Et que l'animateur du blog profite bien du lundi de Pentecôte pour revenir mardi avec de nouvelles blagues et interviews qui vont nous permettre de passer le reste de la semaine avec la banane! -
2 Coralie Le 02/06/2014
Chapeau à Claire qui montre que les femmes sont capables de bien des choses autrefois/encore souvent réservées aux hommes.
Et sinon, aujourd'hui, plus de 52 degrés nous séparent... Ca commence à faire!!
Finalement ch'uis mieux ici -
3 Church Le 28/05/2014
Et un nouvel article qui m'a bien fait marrer, avec des blagues bien moisies tirées de l'"Almanach Verrmot" que Didou a du emporter dans sa malle (ben oui, sinon, sans ce précieux ouvrage, comment ferait-il ses "prévisions"?...Notons au passage combien ses collègues doutent de leur fiabilité...).

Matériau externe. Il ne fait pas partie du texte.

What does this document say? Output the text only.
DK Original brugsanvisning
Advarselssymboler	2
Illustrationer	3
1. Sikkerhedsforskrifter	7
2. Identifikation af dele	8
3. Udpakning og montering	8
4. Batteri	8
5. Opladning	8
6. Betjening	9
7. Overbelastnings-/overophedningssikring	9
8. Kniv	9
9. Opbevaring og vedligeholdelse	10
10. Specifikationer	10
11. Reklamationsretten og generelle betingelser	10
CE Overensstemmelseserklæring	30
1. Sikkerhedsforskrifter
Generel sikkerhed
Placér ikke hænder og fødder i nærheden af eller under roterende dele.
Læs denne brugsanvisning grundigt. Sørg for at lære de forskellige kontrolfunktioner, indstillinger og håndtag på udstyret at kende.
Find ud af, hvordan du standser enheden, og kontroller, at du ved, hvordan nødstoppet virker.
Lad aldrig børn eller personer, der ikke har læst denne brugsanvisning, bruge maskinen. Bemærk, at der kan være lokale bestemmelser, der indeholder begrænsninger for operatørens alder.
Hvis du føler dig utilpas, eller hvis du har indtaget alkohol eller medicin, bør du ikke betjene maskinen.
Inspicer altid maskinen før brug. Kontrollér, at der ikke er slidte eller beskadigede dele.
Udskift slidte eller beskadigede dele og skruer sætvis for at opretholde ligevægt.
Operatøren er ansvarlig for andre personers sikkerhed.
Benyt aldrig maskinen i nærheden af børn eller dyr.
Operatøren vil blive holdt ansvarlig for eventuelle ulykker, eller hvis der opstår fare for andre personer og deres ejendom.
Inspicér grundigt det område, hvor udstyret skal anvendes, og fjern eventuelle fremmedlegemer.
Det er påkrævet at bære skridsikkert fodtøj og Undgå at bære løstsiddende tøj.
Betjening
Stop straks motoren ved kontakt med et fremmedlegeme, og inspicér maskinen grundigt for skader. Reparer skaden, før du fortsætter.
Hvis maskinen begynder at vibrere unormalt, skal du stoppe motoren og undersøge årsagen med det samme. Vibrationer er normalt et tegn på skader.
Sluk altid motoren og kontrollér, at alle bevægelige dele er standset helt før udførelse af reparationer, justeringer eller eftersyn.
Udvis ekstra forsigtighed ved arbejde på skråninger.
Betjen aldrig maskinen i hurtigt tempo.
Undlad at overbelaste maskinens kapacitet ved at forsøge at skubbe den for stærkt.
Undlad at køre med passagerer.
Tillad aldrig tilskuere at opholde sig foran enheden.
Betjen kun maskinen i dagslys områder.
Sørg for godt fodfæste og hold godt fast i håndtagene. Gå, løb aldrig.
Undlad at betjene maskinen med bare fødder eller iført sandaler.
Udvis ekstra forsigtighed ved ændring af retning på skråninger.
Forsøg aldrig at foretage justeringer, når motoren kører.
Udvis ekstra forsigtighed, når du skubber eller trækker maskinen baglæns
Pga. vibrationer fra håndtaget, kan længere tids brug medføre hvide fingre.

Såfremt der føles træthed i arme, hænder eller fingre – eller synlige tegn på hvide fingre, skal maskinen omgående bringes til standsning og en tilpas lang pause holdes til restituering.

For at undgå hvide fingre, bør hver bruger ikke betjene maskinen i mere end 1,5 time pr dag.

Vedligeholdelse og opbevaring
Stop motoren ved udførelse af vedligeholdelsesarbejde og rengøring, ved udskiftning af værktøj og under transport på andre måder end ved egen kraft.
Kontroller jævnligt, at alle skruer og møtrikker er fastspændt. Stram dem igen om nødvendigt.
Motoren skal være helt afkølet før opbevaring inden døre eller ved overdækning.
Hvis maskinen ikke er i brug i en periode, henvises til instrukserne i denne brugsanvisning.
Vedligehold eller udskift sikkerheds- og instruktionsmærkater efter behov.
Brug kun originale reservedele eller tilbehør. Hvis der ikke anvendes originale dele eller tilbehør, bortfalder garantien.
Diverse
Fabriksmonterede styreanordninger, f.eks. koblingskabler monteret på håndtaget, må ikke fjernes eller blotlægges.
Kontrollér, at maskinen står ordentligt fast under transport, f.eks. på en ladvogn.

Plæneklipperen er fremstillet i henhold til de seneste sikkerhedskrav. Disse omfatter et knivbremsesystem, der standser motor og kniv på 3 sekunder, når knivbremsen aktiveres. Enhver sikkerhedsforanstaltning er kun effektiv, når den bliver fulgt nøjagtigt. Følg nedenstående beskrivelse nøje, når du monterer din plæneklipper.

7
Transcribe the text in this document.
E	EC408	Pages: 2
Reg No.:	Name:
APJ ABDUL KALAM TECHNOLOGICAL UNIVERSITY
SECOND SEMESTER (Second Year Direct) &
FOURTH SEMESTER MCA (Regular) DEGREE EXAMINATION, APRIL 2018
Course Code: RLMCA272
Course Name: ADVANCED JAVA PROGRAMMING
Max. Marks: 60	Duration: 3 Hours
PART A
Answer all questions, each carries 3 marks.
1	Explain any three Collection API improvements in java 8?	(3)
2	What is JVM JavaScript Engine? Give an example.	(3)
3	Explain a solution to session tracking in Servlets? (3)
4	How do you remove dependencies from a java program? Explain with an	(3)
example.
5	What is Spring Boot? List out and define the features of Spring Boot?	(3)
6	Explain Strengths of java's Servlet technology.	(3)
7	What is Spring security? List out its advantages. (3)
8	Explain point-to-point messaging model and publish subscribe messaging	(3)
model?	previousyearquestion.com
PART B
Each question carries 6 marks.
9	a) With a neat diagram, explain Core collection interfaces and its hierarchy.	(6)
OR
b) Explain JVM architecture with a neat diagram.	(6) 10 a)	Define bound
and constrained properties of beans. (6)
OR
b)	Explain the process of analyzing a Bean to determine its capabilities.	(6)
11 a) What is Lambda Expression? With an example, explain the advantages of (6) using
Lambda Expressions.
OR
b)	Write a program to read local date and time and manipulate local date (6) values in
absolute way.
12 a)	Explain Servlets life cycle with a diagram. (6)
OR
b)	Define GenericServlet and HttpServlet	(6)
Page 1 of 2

Mais on y apprend aussi quantité de choses, comme la consommation de l'eau désalée produite par distillation ou pas osmose....
En tous cas, un grand bravo a l'Amiral Christophe et à son second La capitaine Claire et un encore plus grand merci de prendre soin de ces 25 furieux en leur procurant chaleur et eau douce (car il est bien vrai que la grenadine noyée dans l'eau de mer...beurk!!!).